On Saturday, September 14, about 25 members of the Central Florida community attended a rally organized by YAYA as a part of the Farm Labor Organizing Committee (FLOC) campaign to put pressure on WaWa Inc.
The campaign is largely focused around convincing WaWa to encourage accountability from its tobacco supplier, RJ Reynolds. While RJ Reynolds takes in a net profit of over $1 billion per year, farm workers live with poverty perpetuated by farm-labor practices that pay workers by the amount of product they pick rather than the amount of hours they work – thereby guaranteeing no stable or reliable income. FLOC’s campaign, though, goes beyond addressing economic injustice and seeks to target a number of issues commonplace in farm worker settings, such as eliminating unhealthy exposure to harmful pesticides, ending sexual harassment in the fields, and securing a contract solidifying collective bargaining rights for farm workers.
YAYA’s role in the campaign has been to put pressure on local WaWa stores in the Central Florida area to urge them not to accept RJ Reynolds’s horrible farm-labor policies.
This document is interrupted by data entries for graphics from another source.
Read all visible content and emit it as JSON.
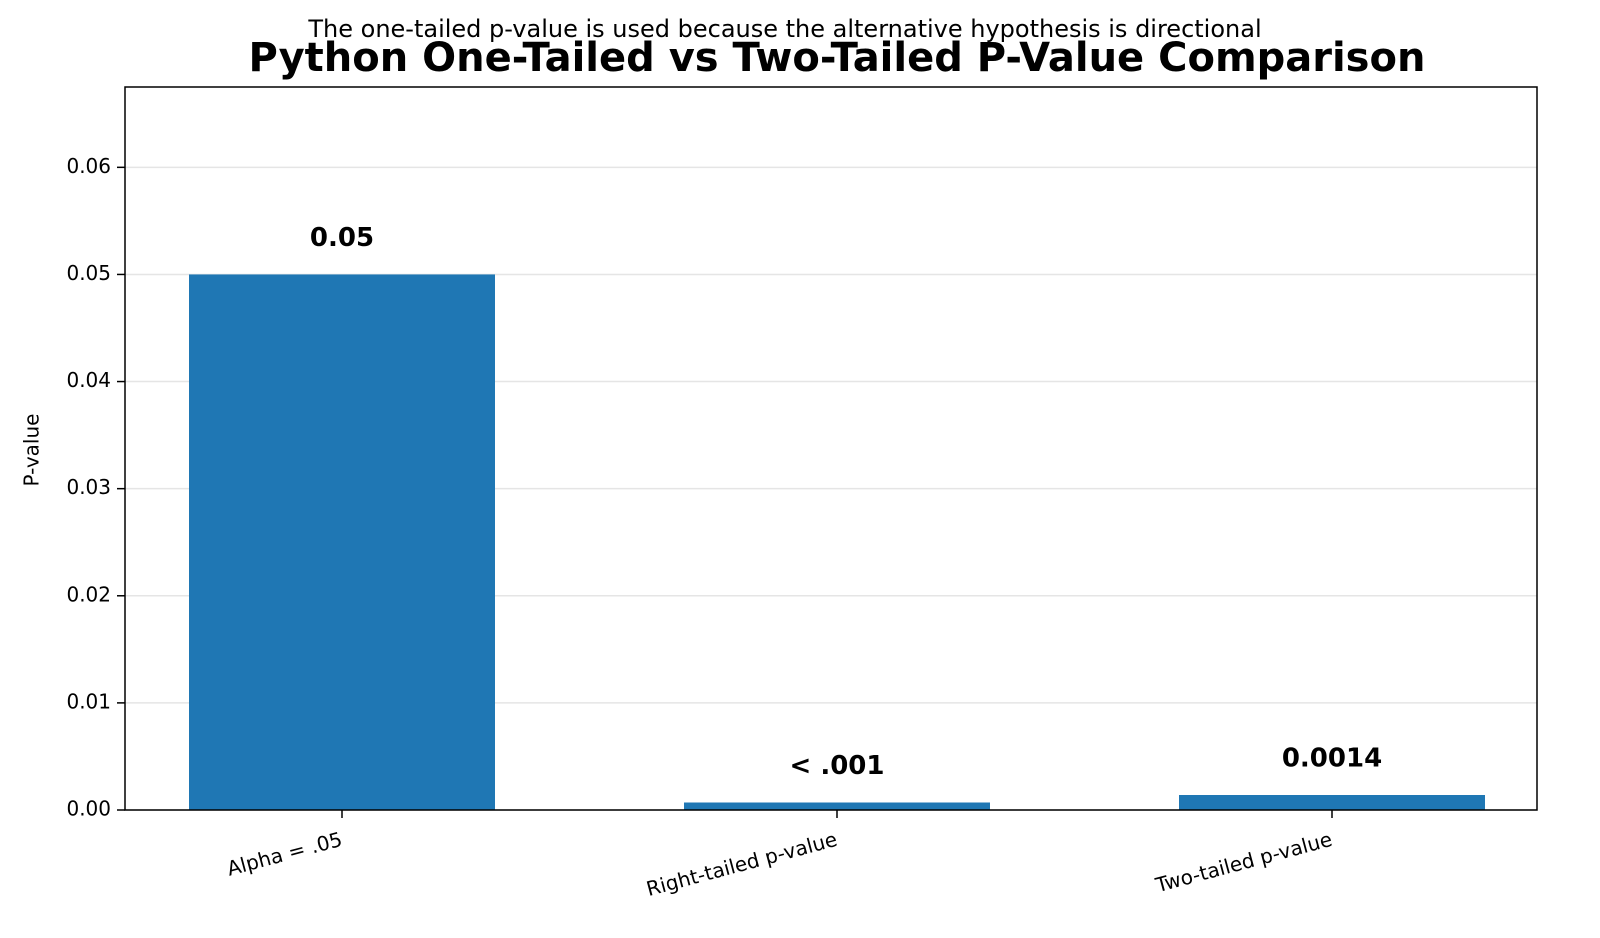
{
  "chart_data": {
    "type": "bar",
    "title": "Python One-Tailed vs Two-Tailed P-Value Comparison",
    "subtitle": "The one-tailed p-value is used because the alternative hypothesis is directional",
    "y_label": "P-value",
    "categories": [
      "Alpha = .05",
      "Right-tailed p-value",
      "Two-tailed p-value"
    ],
    "values": [
      0.05,
      0.0007,
      0.0014
    ],
    "value_labels": [
      "0.05",
      "< .001",
      "0.0014"
    ],
    "color": "#1f77b4",
    "ylim": [
      0,
      0.0675
    ],
    "yticks": [
      {
        "value": 0,
        "label": "0.00"
      },
      0.01,
      0.02,
      0.03,
      0.04,
      0.05,
      0.06
    ],
    "grid": true
  }
}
On the evening of the rally, a small delegation of YAYA and community members delivered a letter to the store’s manager outlining the demands of the campaign and telling WaWa to request that RJ Reynolds meet with farm-labor organizers and address the problems affecting farm workers. WaWa reluctantly accepted the letter and now knows that members of the community will be visiting their stores in protest every month until farm workers receive fair treatment. While delivering the letter, those who were not a part of the delegation stood outside the store and held signs from the Orlando Light Brigade reading “JUSTICIA” to bring awareness to RJ Reynolds’s unjust treatment of farm workers while people driving by frequently honked their horns in support.
Given the terrible conditions to which farm workers are commonly subjected, pressuring companies that condone poor farm worker treatment and raising awareness of the problems faced by farm workers are entirely necessary. Changing the labor practices of RJ Reynolds, one of the largest tobacco companies in the United States, would positively impact the lives of numerous farm workers who are forced to live in poverty and return to workplaces where they are not treated with respect every day.
Seeing community members, students, and organizers united against these types of practices and their enthusiasm to change the obviously repugnant nature of RJ Reynolds’s farm-labor policies was an extremely profitable experience. With the support and solidarity of such a community, farm worker justice is bound to be achieved.